Now, for those of you that aren't aware, Gore has won an academy award for his documentary, 'An Inconvienent Truth' which covered the topic of global warming.  I firmly believe in this phenomenon and feel it could lead to the destruction of humankind, BUT, I don't believe in Gore being portrayed as the enviromentalist Jesus.

Ok Goreman, I'm talking to you.  You're an enviromentalist, huh?  You love the Earth, would have sex with the Earth and would marry the Earth, is that right?  Well, you know, maybe I'm the only one that noticed, but...

...Gore lives in a MASSIVE house.  In fact, typing the word MASSIVE in all capitals doesn't even begin to describe this monstrocity.  Now, since I KNOW that Gore is big on saving resources and not using up more than his fair share, I'm sure it is just a secret base of operations housing hundreds of workers in the fight against human waste.  Otherwise, you could almost call Gore hypocritical, which he most certainly is not.

Likewise, I'm sure the fact that he flies around in a private jet is incredibly necessary to the lowering of Earth's temperatures.  If he had to rely on public transportation, he would be forced to speak with commoners and thusly ruin his voice for his speeches about the unnessary waste of the western world. 

So... carry on Gore... Earth's only hope in the fight against annihilation.  The only one that truly understands what it will take to fight this global disaster.  Leading by example... what a trooper.  Almost makes me want to punch him right in the balls.  

I hereby nominate Gore for biggest dochebag in the universe. 

Peace.         


6/4/2007
(2:45 am CST)

Best Shows

Why do all the best television shows appear between 12:00 and 3:00 am?  Though, I rarely watch television because I feel it is one of the bottomless pits of despair in the human experience, between 12:00 and 3:00 I am hooked.  Like for instance, I was just thinking of the movie, 'Identity' and how much I enjoyed it.  So I turn on the television around 1:30 in the morning and BAM, there it is.  So I stayed up until three watching it. 

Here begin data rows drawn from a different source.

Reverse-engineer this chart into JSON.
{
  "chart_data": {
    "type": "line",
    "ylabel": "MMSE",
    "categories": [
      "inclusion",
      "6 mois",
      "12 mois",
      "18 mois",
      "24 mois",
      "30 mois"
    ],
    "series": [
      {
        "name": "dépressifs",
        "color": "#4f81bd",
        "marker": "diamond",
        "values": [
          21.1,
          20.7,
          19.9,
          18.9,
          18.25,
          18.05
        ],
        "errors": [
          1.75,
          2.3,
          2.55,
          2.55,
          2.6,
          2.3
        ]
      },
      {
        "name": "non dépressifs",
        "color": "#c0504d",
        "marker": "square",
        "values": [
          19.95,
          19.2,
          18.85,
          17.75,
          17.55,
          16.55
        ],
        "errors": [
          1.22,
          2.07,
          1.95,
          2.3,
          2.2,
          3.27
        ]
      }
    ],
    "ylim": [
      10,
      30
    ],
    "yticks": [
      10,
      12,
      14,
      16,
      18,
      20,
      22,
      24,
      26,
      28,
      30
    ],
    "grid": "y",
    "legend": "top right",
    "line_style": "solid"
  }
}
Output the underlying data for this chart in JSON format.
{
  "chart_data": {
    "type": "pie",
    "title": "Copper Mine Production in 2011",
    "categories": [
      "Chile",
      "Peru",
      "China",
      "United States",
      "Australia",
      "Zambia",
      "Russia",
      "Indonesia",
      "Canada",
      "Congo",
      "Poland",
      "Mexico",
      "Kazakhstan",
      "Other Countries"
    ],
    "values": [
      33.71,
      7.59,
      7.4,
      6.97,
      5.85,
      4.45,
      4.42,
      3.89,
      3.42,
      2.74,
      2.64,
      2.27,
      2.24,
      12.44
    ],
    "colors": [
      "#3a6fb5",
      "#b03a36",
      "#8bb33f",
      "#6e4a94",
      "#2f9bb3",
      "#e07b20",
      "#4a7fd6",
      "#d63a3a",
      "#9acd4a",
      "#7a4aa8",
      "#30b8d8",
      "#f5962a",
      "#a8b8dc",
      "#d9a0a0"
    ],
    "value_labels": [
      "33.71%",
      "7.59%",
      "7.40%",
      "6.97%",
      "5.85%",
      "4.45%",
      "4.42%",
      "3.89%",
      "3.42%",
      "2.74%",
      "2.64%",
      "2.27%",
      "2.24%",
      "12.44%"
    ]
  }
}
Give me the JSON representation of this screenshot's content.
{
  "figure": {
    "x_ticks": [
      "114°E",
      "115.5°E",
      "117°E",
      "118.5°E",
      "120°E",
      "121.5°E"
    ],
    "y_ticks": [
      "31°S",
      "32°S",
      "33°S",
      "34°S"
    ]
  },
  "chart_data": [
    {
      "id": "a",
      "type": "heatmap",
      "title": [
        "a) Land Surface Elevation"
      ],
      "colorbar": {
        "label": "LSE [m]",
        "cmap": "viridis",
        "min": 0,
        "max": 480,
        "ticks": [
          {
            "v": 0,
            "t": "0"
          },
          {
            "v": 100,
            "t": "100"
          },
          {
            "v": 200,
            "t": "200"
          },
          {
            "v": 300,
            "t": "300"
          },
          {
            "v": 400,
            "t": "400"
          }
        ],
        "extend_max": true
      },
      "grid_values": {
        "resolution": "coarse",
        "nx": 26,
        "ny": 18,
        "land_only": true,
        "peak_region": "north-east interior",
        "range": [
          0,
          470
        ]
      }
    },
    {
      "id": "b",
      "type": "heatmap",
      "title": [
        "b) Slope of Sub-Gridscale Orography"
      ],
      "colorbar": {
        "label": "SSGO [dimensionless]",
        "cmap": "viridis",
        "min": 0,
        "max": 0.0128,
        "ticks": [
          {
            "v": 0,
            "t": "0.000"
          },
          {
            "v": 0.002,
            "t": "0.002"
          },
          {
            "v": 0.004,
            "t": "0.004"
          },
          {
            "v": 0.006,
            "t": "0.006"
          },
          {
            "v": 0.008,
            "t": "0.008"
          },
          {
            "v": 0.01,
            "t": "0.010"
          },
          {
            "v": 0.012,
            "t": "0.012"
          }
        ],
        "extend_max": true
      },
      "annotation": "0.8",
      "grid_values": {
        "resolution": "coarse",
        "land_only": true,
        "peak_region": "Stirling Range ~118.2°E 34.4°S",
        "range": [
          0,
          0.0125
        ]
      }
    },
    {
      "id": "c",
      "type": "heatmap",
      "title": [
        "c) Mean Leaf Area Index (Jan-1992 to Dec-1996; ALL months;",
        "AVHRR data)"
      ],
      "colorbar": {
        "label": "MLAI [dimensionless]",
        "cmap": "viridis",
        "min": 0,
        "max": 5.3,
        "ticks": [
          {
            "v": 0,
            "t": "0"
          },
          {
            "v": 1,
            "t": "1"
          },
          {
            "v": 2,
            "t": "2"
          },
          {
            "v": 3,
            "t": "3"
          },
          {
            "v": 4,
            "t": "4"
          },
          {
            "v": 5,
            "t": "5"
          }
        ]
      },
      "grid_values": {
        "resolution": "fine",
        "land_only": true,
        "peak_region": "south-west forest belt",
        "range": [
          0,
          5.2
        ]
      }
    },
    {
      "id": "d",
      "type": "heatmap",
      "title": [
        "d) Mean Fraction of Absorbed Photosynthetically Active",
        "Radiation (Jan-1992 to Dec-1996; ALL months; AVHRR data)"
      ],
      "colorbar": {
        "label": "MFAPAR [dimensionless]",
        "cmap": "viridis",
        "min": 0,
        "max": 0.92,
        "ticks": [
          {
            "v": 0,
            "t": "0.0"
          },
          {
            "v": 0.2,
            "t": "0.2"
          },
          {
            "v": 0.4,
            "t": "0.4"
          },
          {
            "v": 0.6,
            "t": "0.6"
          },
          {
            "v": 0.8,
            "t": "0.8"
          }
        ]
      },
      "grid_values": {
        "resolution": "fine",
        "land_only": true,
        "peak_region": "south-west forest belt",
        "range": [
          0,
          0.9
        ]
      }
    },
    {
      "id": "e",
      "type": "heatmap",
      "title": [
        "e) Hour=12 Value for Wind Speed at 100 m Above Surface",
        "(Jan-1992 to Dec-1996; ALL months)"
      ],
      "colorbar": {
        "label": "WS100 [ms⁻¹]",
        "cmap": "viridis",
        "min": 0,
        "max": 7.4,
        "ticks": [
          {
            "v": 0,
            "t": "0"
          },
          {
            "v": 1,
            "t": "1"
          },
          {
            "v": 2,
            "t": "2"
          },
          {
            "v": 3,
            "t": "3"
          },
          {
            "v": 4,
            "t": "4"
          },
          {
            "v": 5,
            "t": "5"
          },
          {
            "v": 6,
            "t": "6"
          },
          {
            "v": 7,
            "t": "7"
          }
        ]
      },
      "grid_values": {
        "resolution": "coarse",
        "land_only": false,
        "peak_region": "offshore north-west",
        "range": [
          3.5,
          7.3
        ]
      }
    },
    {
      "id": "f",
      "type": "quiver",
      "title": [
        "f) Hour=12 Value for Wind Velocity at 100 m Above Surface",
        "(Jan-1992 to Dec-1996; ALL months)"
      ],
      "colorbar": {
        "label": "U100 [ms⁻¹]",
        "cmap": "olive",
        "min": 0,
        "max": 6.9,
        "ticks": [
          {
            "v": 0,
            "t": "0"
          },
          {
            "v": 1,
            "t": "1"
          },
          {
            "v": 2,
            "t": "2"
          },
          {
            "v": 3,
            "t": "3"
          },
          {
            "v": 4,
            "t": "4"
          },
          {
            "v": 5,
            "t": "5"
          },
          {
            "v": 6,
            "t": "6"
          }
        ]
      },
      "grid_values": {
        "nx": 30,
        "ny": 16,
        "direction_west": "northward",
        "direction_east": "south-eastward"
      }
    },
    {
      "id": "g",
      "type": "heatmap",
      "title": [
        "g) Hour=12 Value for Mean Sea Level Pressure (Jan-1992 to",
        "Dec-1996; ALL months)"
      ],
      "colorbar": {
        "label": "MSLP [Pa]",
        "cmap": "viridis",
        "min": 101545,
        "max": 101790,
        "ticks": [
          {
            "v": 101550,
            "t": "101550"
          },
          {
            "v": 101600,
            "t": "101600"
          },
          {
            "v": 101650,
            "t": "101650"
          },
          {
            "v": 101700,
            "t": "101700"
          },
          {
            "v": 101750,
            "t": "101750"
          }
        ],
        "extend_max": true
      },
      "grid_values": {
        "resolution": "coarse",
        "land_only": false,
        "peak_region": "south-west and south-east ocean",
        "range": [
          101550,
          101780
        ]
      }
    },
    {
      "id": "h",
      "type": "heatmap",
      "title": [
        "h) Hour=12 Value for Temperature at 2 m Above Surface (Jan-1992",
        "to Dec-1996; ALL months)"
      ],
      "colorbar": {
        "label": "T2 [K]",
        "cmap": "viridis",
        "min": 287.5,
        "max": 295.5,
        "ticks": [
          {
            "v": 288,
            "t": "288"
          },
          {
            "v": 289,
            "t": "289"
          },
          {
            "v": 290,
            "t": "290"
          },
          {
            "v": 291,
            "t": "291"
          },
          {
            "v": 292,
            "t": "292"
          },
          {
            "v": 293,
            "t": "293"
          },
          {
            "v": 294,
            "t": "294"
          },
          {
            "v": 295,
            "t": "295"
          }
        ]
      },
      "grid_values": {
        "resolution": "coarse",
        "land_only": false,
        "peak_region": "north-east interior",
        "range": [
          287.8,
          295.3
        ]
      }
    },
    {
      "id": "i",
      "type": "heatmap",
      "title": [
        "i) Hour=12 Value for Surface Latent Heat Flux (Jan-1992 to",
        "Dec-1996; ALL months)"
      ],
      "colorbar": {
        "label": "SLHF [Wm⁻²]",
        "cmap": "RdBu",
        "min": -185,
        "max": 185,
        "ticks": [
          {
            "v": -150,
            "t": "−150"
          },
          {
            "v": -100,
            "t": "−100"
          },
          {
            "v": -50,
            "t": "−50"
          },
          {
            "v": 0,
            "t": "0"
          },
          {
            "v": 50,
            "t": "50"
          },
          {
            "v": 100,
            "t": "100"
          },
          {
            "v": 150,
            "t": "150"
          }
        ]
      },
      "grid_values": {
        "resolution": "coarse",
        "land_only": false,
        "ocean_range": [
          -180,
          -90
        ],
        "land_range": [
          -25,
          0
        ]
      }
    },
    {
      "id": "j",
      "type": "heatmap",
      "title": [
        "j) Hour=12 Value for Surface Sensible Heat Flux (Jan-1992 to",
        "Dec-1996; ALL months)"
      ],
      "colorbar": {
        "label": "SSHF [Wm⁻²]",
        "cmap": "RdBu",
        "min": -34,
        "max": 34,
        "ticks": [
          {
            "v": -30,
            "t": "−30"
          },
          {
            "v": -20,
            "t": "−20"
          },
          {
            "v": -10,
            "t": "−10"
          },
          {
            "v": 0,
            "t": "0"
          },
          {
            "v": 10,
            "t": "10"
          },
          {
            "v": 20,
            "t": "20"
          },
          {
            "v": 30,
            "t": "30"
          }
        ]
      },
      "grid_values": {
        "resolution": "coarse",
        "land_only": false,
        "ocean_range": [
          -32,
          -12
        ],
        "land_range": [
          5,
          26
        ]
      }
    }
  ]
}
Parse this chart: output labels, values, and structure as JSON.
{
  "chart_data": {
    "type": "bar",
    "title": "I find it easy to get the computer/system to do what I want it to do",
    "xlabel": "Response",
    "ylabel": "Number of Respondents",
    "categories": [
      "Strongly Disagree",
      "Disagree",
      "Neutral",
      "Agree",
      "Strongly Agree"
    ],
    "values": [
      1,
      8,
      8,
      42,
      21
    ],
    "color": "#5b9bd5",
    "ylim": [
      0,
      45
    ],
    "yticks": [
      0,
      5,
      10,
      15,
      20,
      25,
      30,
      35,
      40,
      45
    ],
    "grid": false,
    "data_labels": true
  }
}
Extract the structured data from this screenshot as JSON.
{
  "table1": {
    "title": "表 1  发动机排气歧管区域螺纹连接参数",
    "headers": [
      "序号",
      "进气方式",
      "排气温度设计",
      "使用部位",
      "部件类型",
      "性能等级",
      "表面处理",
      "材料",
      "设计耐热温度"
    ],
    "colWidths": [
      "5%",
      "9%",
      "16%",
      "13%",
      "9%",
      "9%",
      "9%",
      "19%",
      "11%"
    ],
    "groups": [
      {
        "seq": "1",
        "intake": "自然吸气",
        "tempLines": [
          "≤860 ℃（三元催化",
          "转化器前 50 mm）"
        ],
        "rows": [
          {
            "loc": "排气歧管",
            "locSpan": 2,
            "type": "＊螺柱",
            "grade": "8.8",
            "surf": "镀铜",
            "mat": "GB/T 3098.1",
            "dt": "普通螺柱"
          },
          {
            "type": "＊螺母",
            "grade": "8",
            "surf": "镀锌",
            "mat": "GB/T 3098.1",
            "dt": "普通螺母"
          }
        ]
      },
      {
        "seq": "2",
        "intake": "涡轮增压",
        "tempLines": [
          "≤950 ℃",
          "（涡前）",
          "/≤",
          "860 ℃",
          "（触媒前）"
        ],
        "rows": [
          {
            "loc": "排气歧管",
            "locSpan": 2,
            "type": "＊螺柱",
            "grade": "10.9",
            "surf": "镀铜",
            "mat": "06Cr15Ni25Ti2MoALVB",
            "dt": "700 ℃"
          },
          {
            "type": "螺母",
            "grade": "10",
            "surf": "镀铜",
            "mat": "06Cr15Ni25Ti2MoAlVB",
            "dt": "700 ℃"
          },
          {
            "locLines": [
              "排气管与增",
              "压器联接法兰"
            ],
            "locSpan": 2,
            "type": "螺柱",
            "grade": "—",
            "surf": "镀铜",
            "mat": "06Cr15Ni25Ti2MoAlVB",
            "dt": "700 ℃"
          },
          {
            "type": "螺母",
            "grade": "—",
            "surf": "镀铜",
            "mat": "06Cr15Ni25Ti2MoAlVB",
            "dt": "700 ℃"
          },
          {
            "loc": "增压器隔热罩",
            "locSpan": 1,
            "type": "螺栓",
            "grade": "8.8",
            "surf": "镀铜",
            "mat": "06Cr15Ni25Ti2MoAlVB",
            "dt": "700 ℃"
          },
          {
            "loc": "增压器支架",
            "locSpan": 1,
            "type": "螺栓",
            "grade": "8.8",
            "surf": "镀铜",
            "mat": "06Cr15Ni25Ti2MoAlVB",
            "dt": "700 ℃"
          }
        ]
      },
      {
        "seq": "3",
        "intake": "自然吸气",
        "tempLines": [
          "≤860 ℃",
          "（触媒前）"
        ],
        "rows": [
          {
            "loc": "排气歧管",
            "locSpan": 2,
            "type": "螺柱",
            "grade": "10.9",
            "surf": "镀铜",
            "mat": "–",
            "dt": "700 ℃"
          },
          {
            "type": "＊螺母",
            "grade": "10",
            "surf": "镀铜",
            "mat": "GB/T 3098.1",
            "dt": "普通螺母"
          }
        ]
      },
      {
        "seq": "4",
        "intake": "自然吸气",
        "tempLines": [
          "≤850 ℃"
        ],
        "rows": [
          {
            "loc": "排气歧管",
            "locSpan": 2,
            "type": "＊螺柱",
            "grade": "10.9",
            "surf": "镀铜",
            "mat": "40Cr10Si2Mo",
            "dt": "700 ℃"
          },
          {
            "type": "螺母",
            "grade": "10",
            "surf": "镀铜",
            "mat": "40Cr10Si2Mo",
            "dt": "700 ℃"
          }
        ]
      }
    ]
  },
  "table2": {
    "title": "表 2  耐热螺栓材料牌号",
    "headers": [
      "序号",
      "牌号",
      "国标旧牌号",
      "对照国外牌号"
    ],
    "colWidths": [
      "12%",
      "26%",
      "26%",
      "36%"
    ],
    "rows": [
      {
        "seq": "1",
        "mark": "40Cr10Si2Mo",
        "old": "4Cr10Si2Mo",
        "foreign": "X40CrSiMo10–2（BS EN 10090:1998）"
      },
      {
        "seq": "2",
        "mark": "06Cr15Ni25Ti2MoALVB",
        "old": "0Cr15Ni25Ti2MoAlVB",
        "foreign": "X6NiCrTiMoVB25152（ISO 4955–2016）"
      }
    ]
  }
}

There is always a great movie, historical account, perspective on the cosmos, species, or news program.

On the same token, the funniest commercials are broadcast between these hours.  Yes, the ones that showcase how easy it is to lose weight by buying a large rubber ball.  Wait... hold on... apparently I can earn thousands of dollars from my own home.  My own home!?  Must dial faster... make money, lose weight, help starving children... gahhhh.      


6/1/2007 (2:07 am CST)

Arachnids

Good god I hate spiders.  Right now there is a huge freaking spider hiding underneath my mini-fridge.  I want it to leave.  I am standing on my chair to type this and until that thing either dies or leaves, I cannot move.  I may be a vegetarian, but that spider needs to have its life cut short.

Oh thank god, it ran back to the closet.  At least I won't be able to see it.  But I still feel like there are spiders crawling all over me.  I hope it never comes out ever again.  If that happens we can be friends. 

Its buddy was hanging out in the bathroom sink literally for two days.  I drink a lot of water and was forced to fill up my water glass with its ass ready to pounce me.  Every time I turned on the faucet, it quivered and moved and freaked the hell out of me.  I was very glad when it left without notice. 

Update: It has been three days and still find myself checking the closet often for movement.  It is in there somewhere.